Three ways to render the graph to other forms
Purely procedural
A purely procedural way to write something like this is to use "dumb nodes": the thing that is doing the rendering (the renderer) needs to know about
- every type of node
- how to determine the type of a node
- what to do with each type of node.
We can do better; specifically, we will remove the requirement that the renderer must know how to determine the type of each node.
naive object-oriented
A naive object-oriented approach would make each node know what to do for all of the different rendering operations that need to be applied. For example, a File node would know how to
- add the name and size of the file it represents to the GUI widget,
- add its name and a size attribute as an element in the XML document,
- add a line to the text printout.
The problem with this approach is it forces each node class to know about every poosible way it can be used. This limits the reusability of the node classes and greatly complicates them: instead of knowing only a few things about the thing it represents, classes must now know about GUI's (including every GUI system you'll ever use), XML, and text printouts. This is a recipe for a sprawling, unmaintainable mess. The Visitor pattern bails us out of this disaster.
using Visitor pattern
In the Visitor pattern, we first require that each node know how to identify itself to a visitor. Every node does this by having a method named identify() (or some other common name). identify takes one extra parameter, a reference to the object that is asking the node to identify itself.

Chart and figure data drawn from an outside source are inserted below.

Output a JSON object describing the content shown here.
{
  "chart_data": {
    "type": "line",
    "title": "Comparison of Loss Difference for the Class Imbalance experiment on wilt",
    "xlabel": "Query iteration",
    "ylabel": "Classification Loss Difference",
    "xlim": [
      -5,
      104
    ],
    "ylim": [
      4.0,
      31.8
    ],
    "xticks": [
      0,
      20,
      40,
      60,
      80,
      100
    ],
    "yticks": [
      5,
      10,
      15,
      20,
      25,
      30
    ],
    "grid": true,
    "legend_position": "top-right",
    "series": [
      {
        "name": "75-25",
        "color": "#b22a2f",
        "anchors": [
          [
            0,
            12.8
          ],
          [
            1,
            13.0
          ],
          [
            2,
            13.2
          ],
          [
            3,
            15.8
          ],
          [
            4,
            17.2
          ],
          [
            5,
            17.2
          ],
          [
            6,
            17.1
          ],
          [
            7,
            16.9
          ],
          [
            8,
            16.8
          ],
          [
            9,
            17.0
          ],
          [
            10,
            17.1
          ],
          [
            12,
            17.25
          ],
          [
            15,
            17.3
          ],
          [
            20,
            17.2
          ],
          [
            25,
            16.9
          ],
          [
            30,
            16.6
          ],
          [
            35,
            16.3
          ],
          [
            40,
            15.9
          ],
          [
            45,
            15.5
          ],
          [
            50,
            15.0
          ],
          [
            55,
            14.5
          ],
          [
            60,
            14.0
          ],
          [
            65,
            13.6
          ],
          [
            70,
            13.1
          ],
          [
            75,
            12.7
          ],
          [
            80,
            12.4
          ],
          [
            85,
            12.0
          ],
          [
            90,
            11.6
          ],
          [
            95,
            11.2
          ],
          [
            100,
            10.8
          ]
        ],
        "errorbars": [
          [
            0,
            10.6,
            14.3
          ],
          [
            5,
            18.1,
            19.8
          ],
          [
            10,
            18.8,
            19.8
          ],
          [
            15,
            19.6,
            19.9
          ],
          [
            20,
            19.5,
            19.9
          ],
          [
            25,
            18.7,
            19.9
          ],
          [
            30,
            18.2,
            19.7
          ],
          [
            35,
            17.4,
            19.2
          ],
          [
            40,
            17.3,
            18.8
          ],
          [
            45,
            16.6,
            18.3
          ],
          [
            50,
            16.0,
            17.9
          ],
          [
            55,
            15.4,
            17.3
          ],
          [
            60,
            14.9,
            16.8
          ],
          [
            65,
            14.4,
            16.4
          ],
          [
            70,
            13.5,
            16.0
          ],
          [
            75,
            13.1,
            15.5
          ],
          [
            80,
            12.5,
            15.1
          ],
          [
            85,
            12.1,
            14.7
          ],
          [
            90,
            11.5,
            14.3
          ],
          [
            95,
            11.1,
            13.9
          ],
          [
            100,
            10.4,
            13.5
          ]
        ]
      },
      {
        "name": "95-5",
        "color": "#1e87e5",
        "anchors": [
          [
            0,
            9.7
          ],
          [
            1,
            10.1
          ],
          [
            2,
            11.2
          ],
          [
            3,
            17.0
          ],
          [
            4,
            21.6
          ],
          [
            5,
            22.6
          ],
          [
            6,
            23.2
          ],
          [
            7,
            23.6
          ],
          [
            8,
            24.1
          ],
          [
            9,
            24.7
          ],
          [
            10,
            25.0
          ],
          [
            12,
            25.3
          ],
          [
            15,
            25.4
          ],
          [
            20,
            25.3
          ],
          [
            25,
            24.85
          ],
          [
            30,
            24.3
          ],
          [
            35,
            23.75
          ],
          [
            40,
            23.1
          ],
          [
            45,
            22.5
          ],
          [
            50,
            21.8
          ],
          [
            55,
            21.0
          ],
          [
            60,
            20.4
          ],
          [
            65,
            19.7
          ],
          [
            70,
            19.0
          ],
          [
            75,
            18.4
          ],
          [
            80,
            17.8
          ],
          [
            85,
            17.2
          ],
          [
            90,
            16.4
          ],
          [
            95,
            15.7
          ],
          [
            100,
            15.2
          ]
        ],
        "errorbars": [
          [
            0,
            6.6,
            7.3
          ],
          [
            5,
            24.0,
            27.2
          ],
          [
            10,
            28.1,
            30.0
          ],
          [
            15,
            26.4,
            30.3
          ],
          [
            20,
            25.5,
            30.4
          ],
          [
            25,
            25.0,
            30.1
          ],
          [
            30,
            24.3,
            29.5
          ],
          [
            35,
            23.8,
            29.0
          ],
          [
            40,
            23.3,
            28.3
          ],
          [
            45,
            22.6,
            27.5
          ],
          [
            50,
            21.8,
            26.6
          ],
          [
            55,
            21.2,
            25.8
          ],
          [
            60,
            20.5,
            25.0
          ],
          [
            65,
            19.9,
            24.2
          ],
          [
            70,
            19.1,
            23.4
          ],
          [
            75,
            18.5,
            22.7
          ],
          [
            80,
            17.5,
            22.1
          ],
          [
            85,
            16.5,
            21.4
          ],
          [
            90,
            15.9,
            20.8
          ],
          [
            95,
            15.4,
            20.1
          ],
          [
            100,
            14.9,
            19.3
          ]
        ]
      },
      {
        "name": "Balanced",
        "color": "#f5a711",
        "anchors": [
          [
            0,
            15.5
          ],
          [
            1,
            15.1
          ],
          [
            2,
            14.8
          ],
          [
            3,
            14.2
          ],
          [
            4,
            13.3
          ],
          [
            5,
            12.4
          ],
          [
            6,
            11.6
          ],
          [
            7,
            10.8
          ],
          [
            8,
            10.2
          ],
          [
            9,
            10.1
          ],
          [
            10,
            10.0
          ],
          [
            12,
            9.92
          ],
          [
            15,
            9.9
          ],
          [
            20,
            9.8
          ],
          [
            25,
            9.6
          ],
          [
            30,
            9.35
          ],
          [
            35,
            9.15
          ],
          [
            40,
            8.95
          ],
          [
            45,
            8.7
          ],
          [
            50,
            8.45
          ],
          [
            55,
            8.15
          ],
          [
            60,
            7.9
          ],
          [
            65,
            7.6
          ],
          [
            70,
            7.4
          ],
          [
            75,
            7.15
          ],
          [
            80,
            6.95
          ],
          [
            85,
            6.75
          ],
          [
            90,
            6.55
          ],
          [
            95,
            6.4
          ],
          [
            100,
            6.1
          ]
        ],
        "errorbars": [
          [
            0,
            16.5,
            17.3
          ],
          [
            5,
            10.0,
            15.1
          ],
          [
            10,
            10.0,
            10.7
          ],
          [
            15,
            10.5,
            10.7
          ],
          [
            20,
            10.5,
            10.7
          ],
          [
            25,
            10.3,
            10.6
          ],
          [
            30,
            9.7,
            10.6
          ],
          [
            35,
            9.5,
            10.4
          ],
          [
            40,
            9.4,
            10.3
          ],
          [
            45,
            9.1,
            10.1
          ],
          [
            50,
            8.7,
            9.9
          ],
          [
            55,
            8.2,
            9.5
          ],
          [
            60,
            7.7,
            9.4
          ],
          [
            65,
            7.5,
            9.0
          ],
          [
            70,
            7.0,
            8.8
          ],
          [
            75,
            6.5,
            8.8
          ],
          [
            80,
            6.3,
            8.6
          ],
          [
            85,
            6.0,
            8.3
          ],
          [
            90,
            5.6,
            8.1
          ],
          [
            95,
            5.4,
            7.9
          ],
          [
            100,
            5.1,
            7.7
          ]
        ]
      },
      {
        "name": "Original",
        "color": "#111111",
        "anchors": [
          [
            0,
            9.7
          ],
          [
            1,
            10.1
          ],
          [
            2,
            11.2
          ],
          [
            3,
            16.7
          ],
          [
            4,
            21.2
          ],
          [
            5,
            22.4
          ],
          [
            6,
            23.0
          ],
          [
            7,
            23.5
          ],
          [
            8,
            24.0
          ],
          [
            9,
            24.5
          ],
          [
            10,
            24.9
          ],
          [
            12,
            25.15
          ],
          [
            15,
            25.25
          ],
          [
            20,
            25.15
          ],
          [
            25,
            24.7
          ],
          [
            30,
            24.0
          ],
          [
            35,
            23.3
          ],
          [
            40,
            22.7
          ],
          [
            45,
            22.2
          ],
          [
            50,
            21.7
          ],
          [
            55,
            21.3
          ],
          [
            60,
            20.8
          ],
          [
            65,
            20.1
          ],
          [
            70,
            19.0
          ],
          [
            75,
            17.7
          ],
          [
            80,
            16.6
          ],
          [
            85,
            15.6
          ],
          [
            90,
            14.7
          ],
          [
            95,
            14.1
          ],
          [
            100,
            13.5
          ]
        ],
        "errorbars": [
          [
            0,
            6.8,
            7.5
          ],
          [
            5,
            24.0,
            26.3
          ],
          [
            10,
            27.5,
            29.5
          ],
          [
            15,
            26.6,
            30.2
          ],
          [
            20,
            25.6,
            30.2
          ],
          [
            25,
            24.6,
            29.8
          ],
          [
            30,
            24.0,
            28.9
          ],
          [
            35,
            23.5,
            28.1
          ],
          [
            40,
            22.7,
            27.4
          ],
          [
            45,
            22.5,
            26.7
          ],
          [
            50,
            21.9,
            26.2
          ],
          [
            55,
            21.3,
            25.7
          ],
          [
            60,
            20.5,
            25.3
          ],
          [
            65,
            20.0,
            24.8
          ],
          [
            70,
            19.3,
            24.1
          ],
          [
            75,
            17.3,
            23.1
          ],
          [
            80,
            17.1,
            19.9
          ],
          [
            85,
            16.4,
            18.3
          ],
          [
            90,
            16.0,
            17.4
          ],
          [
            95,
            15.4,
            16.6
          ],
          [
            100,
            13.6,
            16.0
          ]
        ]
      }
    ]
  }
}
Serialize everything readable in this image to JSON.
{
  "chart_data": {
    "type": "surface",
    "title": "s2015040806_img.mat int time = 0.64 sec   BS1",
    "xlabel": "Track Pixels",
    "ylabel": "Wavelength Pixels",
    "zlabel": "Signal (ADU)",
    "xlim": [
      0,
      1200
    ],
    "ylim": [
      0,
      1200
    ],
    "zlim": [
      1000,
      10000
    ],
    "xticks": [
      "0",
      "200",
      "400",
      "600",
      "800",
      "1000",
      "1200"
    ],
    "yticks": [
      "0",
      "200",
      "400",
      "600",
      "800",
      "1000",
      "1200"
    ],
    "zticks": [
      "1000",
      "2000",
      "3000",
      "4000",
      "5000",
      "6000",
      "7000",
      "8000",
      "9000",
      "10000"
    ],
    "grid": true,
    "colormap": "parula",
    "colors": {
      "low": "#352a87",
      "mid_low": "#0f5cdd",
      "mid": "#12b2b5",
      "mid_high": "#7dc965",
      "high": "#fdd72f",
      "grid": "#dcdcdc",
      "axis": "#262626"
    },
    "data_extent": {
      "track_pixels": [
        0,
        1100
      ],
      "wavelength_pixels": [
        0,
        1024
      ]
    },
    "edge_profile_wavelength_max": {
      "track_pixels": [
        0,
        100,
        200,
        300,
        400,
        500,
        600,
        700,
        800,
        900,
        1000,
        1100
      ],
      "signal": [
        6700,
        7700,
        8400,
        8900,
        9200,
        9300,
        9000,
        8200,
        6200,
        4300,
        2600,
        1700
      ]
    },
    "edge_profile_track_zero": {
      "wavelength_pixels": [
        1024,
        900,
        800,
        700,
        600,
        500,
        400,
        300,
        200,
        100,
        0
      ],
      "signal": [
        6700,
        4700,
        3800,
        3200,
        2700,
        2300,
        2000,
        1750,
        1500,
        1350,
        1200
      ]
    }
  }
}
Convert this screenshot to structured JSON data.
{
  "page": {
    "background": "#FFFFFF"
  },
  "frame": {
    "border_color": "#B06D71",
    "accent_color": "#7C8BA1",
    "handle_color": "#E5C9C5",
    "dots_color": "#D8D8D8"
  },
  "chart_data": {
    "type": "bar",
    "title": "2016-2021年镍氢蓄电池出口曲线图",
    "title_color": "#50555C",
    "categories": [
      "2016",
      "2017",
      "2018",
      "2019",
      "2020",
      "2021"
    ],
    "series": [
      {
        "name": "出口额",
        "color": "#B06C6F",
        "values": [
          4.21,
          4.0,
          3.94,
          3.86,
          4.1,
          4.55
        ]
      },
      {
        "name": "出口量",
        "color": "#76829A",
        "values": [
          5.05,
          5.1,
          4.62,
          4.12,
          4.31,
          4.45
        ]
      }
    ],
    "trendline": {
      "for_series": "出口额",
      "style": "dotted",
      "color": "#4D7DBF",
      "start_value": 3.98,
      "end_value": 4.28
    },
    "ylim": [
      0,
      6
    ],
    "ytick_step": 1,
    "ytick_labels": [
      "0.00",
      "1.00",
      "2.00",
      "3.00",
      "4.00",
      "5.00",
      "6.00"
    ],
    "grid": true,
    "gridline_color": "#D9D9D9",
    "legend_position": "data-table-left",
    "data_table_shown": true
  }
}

In Python, a node's signature looks like this:
def identify( self, visitor):
All the node does to identify itself is invoke a method on the visitor object; the method it invokes on the visitor depends on the type of node. File nodes will call a method "onFile", while Directory nodes call "onDirectory". In each case, the node passes a reference to itself to the visitor object so that the visitor can ask the node for further information.
# version for File nodes
def identify( self, visitor):
return visitor.onFile( self)
...
# version for Directory nodes
def identify( self, visitor):
return visitor.onDirectory self)